— И ты считаешь, что у них есть свой ниндзя? — спросила Молли.
— Смит думает, что да.
— Дорогое удовольствие, — заметила девушка. — Интересно, где он сейчас, этот ниндзя — коротышка?
— Возможно, они его заморозили. До следующей необходимости.
— Ладно, — сказал Кейс, — мы знаем, что Армитидж получает свои башли от ИскИна по имени Уинтермьют. Ну и какой от этого толк?
— Пока никакого, — пожала плечами Молли, — но теперь у тебя появляется небольшое побочное развлечение.
Она вынула из кармана сложенный листок бумаги и подала Кейсу. Тот развернул его. Сетевые координаты и пароль входа.
— Кто это?
— Армитидж. Какая — то его база данных. Я получила эти сведения от Котов. За дополнительное вознаграждение. Где это?
— В Лондоне, — сказал Кейс.
— Ну так взломай, — засмеялась Молли. — Покажи, что ты не даром ешь свой хлеб.
Кейс дожидался на переполненной платформе местного поезда "Транс — СОБА". Молли давно вернулась на чердак с конструктом Флэтлайна в зеленой сумке, а Кейс все это время пил, не просыхая. Странно и неприятно думать о Флэтлайне как о конструкте, как о кассете постоянной памяти, воспроизводящей профессиональное мастерство покойного, и его пунктики, и даже коленный рефлекс… Местный с грохотом приближался вдоль черной индукционной полосы, и из трещин в потолке туннеля посыпались тонкие струйки песка. Кейс втиснулся в ближайшую дверь и, когда поезд тронулся, стал разглядывать пассажиров. Двое последователей Христианской Науки, весьма хищные на вид, старались протиснуться к трио юных конторских техничек, на чьих запястьях в резком вагонном освещении влажно поблескивали розовые голографические влагалища. Девицы нервно облизывали идеальной формы губы и поглядывали на христианских научников из — под опущенных металлических век. Они были похожи на высоких, грациозных, экзотических животных, бессознательно покачивающихся в такт движению поезда; высокие каблуки, попиравшие серый металлический пол вагона, походили на полированные копытца. Не успели девушки упорхнуть от миссионеров куда глаза глядят, а поезд уже прибыл на станцию Кейса.
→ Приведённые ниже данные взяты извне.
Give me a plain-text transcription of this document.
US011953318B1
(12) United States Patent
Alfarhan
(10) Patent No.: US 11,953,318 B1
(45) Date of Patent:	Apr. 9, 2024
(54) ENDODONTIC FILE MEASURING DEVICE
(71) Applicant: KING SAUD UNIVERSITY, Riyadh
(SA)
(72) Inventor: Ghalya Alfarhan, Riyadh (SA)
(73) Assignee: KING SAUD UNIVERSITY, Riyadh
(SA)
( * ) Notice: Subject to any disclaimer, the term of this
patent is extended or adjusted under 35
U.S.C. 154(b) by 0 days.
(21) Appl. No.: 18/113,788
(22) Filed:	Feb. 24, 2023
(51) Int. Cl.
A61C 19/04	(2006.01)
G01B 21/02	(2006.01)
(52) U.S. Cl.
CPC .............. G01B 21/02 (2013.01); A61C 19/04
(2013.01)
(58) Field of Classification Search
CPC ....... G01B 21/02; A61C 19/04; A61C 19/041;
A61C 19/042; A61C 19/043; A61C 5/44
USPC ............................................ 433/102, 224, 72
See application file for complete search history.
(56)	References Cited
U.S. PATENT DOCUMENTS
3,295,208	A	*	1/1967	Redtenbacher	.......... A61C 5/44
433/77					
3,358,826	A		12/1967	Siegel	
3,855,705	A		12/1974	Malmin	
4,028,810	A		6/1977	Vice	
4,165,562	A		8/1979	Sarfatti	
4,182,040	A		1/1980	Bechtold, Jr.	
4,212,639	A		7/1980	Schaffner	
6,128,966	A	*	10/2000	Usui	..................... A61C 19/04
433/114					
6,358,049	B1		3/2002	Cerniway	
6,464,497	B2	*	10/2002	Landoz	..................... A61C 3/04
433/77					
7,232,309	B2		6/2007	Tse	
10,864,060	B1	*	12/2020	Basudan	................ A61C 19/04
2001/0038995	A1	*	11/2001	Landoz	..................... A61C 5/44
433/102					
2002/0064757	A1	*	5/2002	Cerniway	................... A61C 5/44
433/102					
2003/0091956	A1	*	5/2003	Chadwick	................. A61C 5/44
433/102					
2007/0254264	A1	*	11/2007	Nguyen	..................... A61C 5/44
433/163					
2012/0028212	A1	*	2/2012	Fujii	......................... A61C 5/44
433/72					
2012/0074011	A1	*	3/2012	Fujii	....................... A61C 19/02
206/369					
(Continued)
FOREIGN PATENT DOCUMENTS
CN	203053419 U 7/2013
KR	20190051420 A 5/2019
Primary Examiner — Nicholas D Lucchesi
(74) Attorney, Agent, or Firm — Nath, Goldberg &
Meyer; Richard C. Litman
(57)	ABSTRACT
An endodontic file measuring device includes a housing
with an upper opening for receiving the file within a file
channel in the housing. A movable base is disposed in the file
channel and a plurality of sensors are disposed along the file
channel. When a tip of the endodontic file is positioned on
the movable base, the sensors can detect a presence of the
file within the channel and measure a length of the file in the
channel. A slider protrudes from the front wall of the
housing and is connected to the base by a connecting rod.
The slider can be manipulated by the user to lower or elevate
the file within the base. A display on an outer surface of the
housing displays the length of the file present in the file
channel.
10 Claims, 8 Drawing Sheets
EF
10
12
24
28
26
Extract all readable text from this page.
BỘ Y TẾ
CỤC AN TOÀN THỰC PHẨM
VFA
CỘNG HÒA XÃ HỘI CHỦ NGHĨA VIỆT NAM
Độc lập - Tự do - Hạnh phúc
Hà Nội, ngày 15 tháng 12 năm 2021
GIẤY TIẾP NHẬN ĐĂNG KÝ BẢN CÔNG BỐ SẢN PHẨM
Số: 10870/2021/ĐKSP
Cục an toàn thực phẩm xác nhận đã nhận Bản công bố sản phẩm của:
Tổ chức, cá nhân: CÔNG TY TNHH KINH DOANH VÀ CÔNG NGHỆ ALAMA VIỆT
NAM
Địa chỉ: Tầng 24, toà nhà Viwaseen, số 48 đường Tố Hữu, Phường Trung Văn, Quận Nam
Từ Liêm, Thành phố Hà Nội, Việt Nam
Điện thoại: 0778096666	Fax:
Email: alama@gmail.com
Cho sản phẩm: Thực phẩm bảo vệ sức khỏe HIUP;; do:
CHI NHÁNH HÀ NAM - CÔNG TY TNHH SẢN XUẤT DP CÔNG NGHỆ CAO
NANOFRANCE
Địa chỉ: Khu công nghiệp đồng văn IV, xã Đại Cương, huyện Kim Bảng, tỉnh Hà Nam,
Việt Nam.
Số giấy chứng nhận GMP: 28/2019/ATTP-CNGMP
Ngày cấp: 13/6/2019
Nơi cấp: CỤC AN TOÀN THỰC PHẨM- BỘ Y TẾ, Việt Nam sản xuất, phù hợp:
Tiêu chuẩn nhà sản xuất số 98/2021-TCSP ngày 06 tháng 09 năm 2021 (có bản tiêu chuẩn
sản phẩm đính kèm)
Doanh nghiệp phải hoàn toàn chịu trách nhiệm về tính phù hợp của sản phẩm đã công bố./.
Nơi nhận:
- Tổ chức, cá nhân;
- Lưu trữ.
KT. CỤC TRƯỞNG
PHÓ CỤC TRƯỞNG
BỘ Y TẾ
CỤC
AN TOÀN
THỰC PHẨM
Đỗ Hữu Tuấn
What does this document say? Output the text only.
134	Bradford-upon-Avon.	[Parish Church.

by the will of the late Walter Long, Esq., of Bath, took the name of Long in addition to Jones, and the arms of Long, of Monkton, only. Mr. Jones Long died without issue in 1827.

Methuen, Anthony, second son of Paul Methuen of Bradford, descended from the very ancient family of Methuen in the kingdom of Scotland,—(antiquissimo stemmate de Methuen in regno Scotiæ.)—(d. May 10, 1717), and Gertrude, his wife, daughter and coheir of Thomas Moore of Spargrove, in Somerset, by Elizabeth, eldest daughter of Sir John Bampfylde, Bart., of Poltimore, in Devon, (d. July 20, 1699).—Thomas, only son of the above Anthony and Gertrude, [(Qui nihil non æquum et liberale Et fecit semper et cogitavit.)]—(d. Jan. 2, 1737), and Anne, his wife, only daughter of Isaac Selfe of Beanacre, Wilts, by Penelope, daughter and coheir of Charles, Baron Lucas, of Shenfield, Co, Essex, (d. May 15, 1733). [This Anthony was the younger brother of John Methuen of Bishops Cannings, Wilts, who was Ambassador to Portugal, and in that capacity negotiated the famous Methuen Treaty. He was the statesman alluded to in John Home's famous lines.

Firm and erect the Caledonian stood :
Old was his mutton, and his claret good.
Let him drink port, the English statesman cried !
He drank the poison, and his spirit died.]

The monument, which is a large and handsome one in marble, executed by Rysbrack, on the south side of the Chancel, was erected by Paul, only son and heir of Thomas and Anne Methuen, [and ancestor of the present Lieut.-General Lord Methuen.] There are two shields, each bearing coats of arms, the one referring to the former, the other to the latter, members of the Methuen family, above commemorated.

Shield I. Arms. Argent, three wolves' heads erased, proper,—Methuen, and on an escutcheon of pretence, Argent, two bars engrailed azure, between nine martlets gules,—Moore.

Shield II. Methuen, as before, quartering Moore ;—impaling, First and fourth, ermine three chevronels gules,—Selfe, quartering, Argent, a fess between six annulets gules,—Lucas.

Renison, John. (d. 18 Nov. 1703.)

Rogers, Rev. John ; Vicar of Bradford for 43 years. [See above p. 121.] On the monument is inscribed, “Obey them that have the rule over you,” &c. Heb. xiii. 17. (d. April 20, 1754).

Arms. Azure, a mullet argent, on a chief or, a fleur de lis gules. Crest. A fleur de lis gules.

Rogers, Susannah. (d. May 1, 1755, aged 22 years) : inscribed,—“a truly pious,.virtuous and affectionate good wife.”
Кейс вышел из вагона и увидел парящую около стены станции голограмму белой сигары, под которой мигала стилизованная под японские иероглифы надпись латинскими буквами: "ФРИСАЙД". Пройдя сквозь толпу, Кейс встал прямо под рекламой и принялся изучать изображение. Ниже мигала надпись: "ЗАЧЕМ ОТКЛАДЫВАТЬ?". Белое тупоносое веретено, усеянное решетками, радиаторами, доками и куполами. Кейс видел эту или подобные ей рекламы тысячу раз. Они его не интересовали. При помощи деки он достигал банков Фрисайда с такой же легкостью, как и Атланты. Путешествия — это для мяса. Но теперь, разглядывая рекламу. Кейс заметил маленький, не больше монетки, значок, вплетенный в левый нижний угол призрачной ткани рекламы: "Т — Э".
Он вернулся на чердак, думая о Флэтлайне. Почти все девятнадцатое лето своей жизни он провел в "Джентльмене — Неудачнике", потягивая дорогое пиво и тараща глаза на ковбоев. Он ни разу еще не притронулся к деке, но твердо знал, чего хочет. В то лето в "Неудачнике" ошивалось не менее двадцати других окрыленных надеждами парнишек, каждый из которых хотел стать мальчиком на побегушках у какого — нибудь ковбоя. Единственный способ выучиться.
Все они слышали о Поли, деревенского вида жокее из окрестностей Атланты, который пережил мозговой коллапс, побывав за черным льдом. Слухи — смутные, уличные, которые только и были доступны мальчишкам — сходились в одном: Поли сделал невозможное. "Что — то колоссальное, — сообщал Кейсу (за кружку пива) другой будущий великий ковбой, — но вот что именно? Я слышал, что он вскрыл бразильскую платежную сеть. Так это или не так, но этот мужик побывал на том свете. Полный мозговой коллапс". И Кейс посмотрел в противоположный конец переполненного бара, где сидел коренастый парень с каким — то свинцовым цветом кожи.
— Понимаешь, мальчик, рассказывал ему Флэтлайн несколько месяцев спустя, уже в Майами, — я как эти здоровенные долбаные ящерицы, ну ты знаешь, у которых было два гребаных мозга, один в голове, а другой — в жопе, чтобы задними ногами двигать. Вот и я, вляпался в это черное говно, а задний мозг — ему хоть бы хны, работает как миленький.